For complex societies to work, we must consider the calculations of computers and rely on the integrity of experts. But we must not abdicate the work of critical thinking, or our moral and ethical judgment, to charismatic leaders or impressive technologies. Instead, we must resolve the biggest challenge societies are facing: People of affluence and people of modest means, people in cities and the countryside, people young and old, are living increasingly separate lives. Democracy does not require perfect equality, but if we don’t share a common life, its two core principle are at risk: responsiveness and responsibility.
Responsiveness is the precondition for open discourse. Technocratic dataists imply there is one smart solution to every question, hence there is no need for debate. Populist leaders imply there is one popular will, hence there is no need for debate either. One is about facts that don’t need interpretation; the other about interpretations free from facts. Both forget that democracy cannot exist without dialogue and respect for diversity.
Responsibility means caring not only for one’s own grade, but the grade of the class.
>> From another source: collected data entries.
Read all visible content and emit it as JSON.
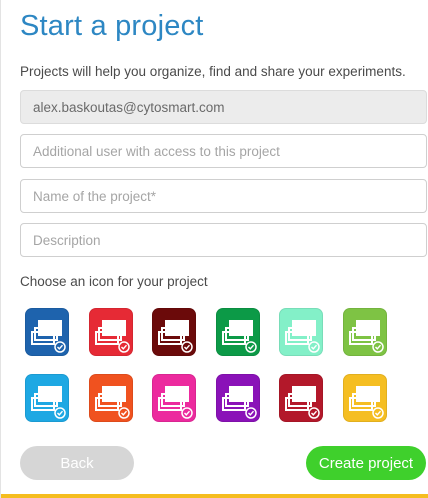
{
  "title": "Start a project",
  "subtitle": "Projects will help you organize, find and share your experiments.",
  "fields": {
    "owner_email": "alex.baskoutas@cytosmart.com",
    "additional_user_placeholder": "Additional user with access to this project",
    "project_name_placeholder": "Name of the project*",
    "description_placeholder": "Description"
  },
  "icon_section_label": "Choose an icon for your project",
  "icons": [
    {
      "name": "icon-blue-dark",
      "color": "#1e63ad"
    },
    {
      "name": "icon-red",
      "color": "#e62a35"
    },
    {
      "name": "icon-maroon",
      "color": "#6b0a0a"
    },
    {
      "name": "icon-green",
      "color": "#0c9a47"
    },
    {
      "name": "icon-mint",
      "color": "#83f0c8"
    },
    {
      "name": "icon-lime",
      "color": "#7ec344"
    },
    {
      "name": "icon-sky",
      "color": "#1ea8e3"
    },
    {
      "name": "icon-orange",
      "color": "#f0521f"
    },
    {
      "name": "icon-pink",
      "color": "#ec2a9e"
    },
    {
      "name": "icon-purple",
      "color": "#8a12b8"
    },
    {
      "name": "icon-crimson",
      "color": "#b3182a"
    },
    {
      "name": "icon-yellow",
      "color": "#f5be22"
    }
  ],
  "buttons": {
    "back": "Back",
    "create": "Create project"
  },
  "colors": {
    "accent": "#2d87c3",
    "create_button": "#3fd02c",
    "back_button": "#d6d6d6",
    "bottom_bar": "#f5bd1f"
  }
}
The moral machine is already here—it is us. Recent votes in the United States and Great Britain have not only been decided by uninformed voters, but also by citizens who decided to forego their responsibility to engage in the political process. According to the latest estimates, almost 100 million people in the US decided not to vote. Disappointment with candidates in both camps played a role, but the reasons for poor voter turnout are more complex, reaching from administrative hurdles to the decay of traditional parties to the political establishment being perceived as too removed from everyday concerns.
Responsiveness and responsibility are the price of our freedom, and freedom is the condition for that those in power—be they men, women, or machines—exercise power in our interest. The digital revolution will fundamentally transform political participation; we are just seeing the beginnings. If these changes will be for the better or worse depends on our commitment to renewing and reaffirming these core principles. After the elections is before the elections. 2017 will be a year of destiny for the world’s democracies.